Tahlequah Daily Press


April 16, 2013

Johnson aims for positive learning lessons

TAHLEQUAH — Teachers are often inspired to choose their profession because of their own early experiences as students in the classroom. Later, they want to encourage other students and pass on the positive learning lessons.

Central Academy teacher Marketta Johnson was encouraged by her eighth-grade English teacher because the class was difficult, and she learned a lot.

“She taught in a way that allowed and forced creative thinking. It opened my eyes to a new way of looking at things, and it changed my life,” said Johnson.

Johnson is a 1996 graduate of McAlester High School, and she earned Bachelor of Arts in Education, in English education, from Northeastern State University in 2001.

He first teaching job was at Indianola, a small school a few miles north of McAlester. She taught junior high and high school English and reading, eighth-grade science and history, and then moved on to Muskogee’s Rougher Alternative Academy, teaching high school English and humanities.

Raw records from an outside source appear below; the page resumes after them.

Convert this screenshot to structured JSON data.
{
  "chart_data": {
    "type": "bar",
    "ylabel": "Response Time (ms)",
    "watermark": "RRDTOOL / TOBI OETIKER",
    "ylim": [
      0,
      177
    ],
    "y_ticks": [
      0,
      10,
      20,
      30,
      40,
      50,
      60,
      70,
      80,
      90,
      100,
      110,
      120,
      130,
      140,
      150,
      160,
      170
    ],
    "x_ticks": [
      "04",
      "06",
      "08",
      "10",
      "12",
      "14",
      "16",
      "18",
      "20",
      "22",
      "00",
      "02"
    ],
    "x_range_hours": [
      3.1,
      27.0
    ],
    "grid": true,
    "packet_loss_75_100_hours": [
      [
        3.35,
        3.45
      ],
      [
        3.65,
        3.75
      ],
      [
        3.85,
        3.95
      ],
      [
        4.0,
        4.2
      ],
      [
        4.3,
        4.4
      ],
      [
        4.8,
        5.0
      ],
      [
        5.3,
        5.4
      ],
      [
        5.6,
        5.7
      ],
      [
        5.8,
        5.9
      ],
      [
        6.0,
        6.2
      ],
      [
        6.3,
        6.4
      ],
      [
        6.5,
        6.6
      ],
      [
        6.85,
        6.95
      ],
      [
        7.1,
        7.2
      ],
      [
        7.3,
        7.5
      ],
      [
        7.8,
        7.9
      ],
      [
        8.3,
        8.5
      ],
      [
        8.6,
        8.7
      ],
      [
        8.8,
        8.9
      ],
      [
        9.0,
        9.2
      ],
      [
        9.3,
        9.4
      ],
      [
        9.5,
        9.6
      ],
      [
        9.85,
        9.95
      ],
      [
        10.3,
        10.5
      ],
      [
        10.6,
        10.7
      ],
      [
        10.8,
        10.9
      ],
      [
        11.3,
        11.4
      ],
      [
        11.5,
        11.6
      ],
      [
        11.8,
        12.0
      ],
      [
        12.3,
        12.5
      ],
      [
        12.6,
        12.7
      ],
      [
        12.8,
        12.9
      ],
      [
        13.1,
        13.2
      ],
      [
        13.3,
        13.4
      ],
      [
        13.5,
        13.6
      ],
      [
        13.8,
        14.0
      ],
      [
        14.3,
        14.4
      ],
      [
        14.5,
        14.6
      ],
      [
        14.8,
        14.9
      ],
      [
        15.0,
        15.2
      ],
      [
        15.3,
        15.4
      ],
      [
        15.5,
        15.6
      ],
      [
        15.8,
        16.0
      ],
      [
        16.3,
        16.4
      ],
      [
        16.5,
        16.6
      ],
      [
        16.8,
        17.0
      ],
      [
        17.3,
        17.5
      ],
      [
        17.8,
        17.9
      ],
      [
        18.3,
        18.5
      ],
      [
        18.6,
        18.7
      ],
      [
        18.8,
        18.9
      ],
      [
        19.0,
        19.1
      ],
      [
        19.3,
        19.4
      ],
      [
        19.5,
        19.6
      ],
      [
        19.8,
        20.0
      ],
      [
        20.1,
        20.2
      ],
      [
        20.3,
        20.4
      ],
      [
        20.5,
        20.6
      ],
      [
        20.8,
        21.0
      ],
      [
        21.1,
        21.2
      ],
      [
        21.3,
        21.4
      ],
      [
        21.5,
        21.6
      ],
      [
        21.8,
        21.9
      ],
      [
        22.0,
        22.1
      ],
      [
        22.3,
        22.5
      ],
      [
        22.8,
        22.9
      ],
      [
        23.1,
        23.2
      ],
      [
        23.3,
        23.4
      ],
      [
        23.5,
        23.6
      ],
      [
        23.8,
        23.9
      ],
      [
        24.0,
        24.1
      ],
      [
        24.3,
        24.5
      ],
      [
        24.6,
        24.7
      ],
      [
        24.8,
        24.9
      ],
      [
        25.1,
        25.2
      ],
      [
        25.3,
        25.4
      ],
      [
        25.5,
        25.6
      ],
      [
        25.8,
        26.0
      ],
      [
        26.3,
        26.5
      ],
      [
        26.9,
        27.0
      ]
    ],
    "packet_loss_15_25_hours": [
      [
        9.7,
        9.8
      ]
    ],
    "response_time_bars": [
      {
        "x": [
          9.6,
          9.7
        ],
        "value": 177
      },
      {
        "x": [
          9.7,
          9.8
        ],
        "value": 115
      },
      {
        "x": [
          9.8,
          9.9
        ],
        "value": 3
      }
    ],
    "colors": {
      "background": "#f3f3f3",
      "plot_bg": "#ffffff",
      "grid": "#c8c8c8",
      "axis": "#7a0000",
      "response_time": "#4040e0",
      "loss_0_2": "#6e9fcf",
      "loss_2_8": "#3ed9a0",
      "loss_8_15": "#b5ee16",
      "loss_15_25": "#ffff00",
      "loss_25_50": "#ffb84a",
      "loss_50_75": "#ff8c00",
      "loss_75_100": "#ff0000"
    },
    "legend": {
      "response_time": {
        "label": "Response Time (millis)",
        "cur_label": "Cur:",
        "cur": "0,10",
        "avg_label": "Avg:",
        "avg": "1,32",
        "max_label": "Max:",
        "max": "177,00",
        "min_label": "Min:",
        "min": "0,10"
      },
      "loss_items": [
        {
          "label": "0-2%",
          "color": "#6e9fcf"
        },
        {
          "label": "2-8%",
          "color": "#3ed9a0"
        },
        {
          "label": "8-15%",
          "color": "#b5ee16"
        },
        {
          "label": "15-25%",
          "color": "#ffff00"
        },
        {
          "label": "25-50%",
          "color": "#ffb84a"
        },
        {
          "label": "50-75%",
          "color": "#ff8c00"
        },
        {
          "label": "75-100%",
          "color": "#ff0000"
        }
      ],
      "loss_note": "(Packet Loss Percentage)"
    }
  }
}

Johnson was recently named Central Academy 2013 Teacher of the Year. She also teaches at the Cherokee County Regimented Education Academy, educates home-bound students, and works as a morning and afternoon bus monitor.

“As Teacher of the Year for Central, the faculty and staff gave me a gift with movies, gift cards and a gnome reading a book. I also received a plaque,” she said, “The students made signs and congratulated me throughout the day. I am honored to be chosen as Central Academy’s Teacher of the Year. It is nice to be recognized by my peers.”

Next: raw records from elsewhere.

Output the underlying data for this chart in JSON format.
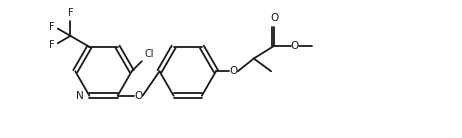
{
  "background": "#ffffff",
  "line_color": "#1a1a1a",
  "line_width": 1.3,
  "font_size": 7.0,
  "fig_width": 4.62,
  "fig_height": 1.38,
  "dpi": 100,
  "xlim": [
    0,
    9.5
  ],
  "ylim": [
    0,
    3.0
  ]
}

Johnson became a teacher in hopes she could help shape students into well-rounded, well-read adults, who can form their own opinions about things and feel confident expressing those opinions.

“I don’t want my students to be afraid or embarrassed to be themselves,” she said. “If you truly believe in something, learn the facts and stand up for your belief. Think things through and be cautious. Never let anyone deceive you into thinking you are less than you are.”

To help students embrace the subject at hand, she tries to find selections that are especially interesting to read.

“If they don’t enjoy the material, they will tune out. I don’t want that, so I try to ensure that it is interesting and has some relevance to life today,” Johnson said.

The classroom day begins meeting in the computer lab and with morning announcements.

“I enjoy the subject of English, because I feel it not only allows for a creative means of expression, but it also provides the structure for everyday communication,” she said.

She enjoys her subject, but also cares about the students at Central.

“Working at an alternative school is a challenge; it can take an emotional toll on you. In this case, however, the rewards outweigh the hardships,” she said.

Seeing a student who has struggled through life and school, for whatever reason, is difficult.

“I believe working so very hard to succeed and achieve makes their successes all the sweeter. When they succeed, I feel that I succeed as well,” Johnson said.

Hearing the students’ opinions about life and literature is another appeal of teaching for Johnson.

“They sometimes vary greatly from my own opinions,” she said, “Sometimes they can change my way of thinking about a subject. That is my favorite part of teaching. I love it when a student is able to make me look at something in a new way.”

Johnson also appreciates her co-workers.

“I think we all get along well and have the same goals in mind. We all want our students achieve more than they dreamed possible,” she said.

A good teacher acts as a role model, said Johnson.

“I believe a good teacher is someone – anyone – who wants and strives for the best effort from someone else,” she said.

She advises new teachers to just dive in and go for their goals.